April 1, 2000
NEW YORK – Irish point guard Jimmy Dillon emerged from the locker room with one message for the NIT championship.
The tape on his left ankle read, “40 more.”
Forty more minutes is all that remained of the senior’s dream season. The question is whether he could play the full 40 minutes on a severely sprained ankle.
Dillon’s story is a remarkable one and one that goes right along with the incredible turnaround of Notre Dame basketball.
He entered this season having only started two games. When Doherty got the job, he came to the coach and asked if the team started with a clean slate. When he found out that they did, Dillon pushed himself to the limit.

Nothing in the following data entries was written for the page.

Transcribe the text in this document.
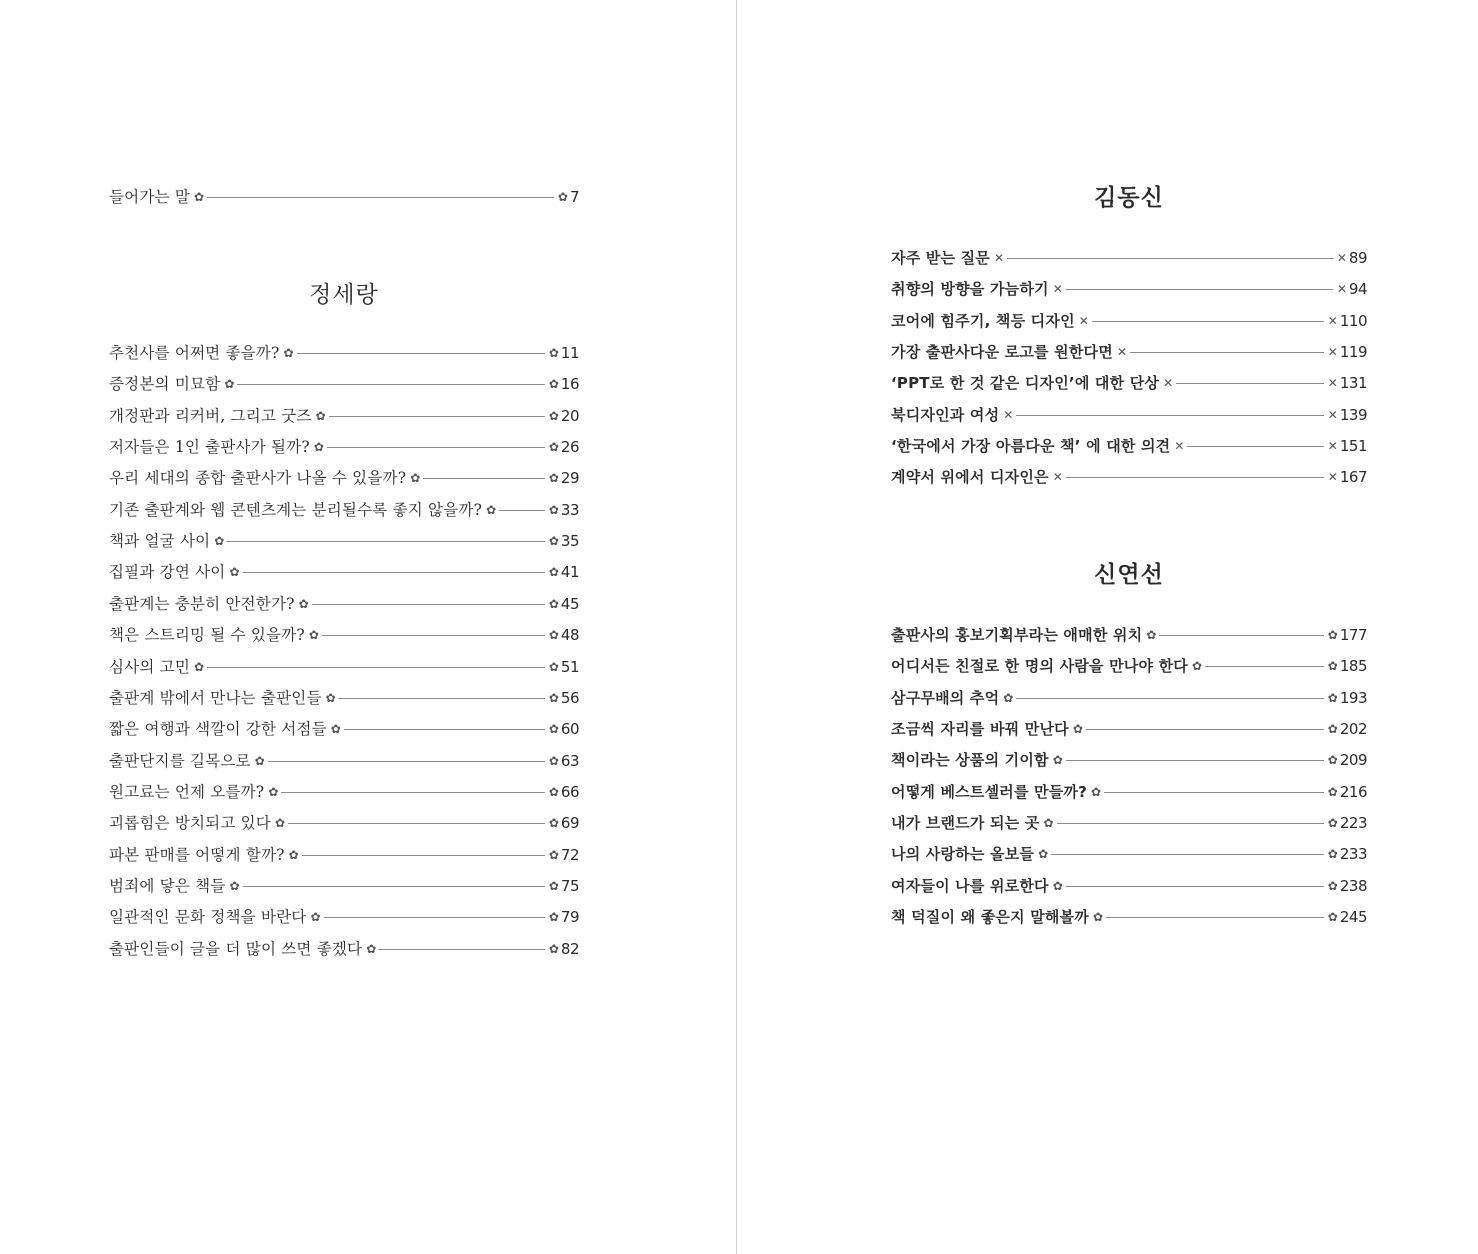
들어가는 말 ✿	✿ 7
정세랑
추천사를 어쩌면 좋을까? ✿	✿ 11
증정본의 미묘함 ✿	✿ 16
개정판과 리커버, 그리고 굿즈 ✿	✿ 20
저자들은 1인 출판사가 될까? ✿	✿ 26
우리 세대의 종합 출판사가 나올 수 있을까? ✿	✿ 29
기존 출판계와 웹 콘텐츠계는 분리될수록 좋지 않을까? ✿	✿ 33
책과 얼굴 사이 ✿	✿ 35
집필과 강연 사이 ✿	✿ 41
출판계는 충분히 안전한가? ✿	✿ 45
책은 스트리밍 될 수 있을까? ✿	✿ 48
심사의 고민 ✿	✿ 51
출판계 밖에서 만나는 출판인들 ✿	✿ 56
짧은 여행과 색깔이 강한 서점들 ✿	✿ 60
출판단지를 길목으로 ✿	✿ 63
원고료는 언제 오를까? ✿	✿ 66
괴롭힘은 방치되고 있다 ✿	✿ 69
파본 판매를 어떻게 할까? ✿	✿ 72
범죄에 닿은 책들 ✿	✿ 75
일관적인 문화 정책을 바란다 ✿	✿ 79
출판인들이 글을 더 많이 쓰면 좋겠다 ✿	✿ 82
김동신
자주 받는 질문 ✕	✕ 89
취향의 방향을 가늠하기 ✕	✕ 94
코어에 힘주기, 책등 디자인 ✕	✕ 110
가장 출판사다운 로고를 원한다면 ✕	✕ 119
‘PPT로 한 것 같은 디자인’에 대한 단상 ✕	✕ 131
북디자인과 여성 ✕	✕ 139
‘한국에서 가장 아름다운 책’ 에 대한 의견 ✕	✕ 151
계약서 위에서 디자인은 ✕	✕ 167
신연선
출판사의 홍보기획부라는 애매한 위치 ✿	✿ 177
어디서든 친절로 한 명의 사람을 만나야 한다 ✿	✿ 185
삼구무배의 추억 ✿	✿ 193
조금씩 자리를 바꿔 만난다 ✿	✿ 202
책이라는 상품의 기이함 ✿	✿ 209
어떻게 베스트셀러를 만들까? ✿	✿ 216
내가 브랜드가 되는 곳 ✿	✿ 223
나의 사랑하는 올보들 ✿	✿ 233
여자들이 나를 위로한다 ✿	✿ 238
책 덕질이 왜 좋은지 말해볼까 ✿	✿ 245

“I’m just proud to be around such a select group of guys,” Dillon said. “I have to credit our coaching staff and our players, I didn’t know how the season was going to go in the beginning with a new coaching staff and a new system. I need to thank Coach for giving me the opportunity to lead this team. Throughout the whole year we knew we had something special, we knew we can compete with anybody.”
This season Dillon finished with 214 assists which is the most on the team.
With 3.4 seconds remaining, Dillon checked out of the his final college game. It marked an emotional moment for not only the senior but also his coach.
“To see him walk off the court, I know the feeling,” Doherty said. “It is not a good feeling. It is tough peeling that jersey off for the last time.”
The senior finished the game with five assists and five points. His five assists in the championship game tied the school’s single season assist record at 214. Dillon now shares the record with Jack Meehan who set his mark in 1970-71.
Dillon currently holds the record for most steals in a season with 66.
“He turned out to be a pretty darn good college point guard,” Doherty said of Dillon. “I am proud of him. He is a special kid and he has overcome a lot.”
His modest figures do not truly lend themselves to the impact the senior had. With 15:43 remaining, Dillon entered the team huddle for the timeout. Instead of listening to Doherty try and pump the team up, Dillon took it into his own hands.
It is that type of desire and passion that will make Dillon very hard to replace.
“Without Jimmy Dillon, we don’t win 22 basketball games,” Dillon said. “It is because of his toughness, his energy, his leadership and his athleticism.”
It is not always the points that matter in basketball. It is the leadership.
Doherty just happened to find an unlikely leader in a kid that rode the bench for most of his collegiate career.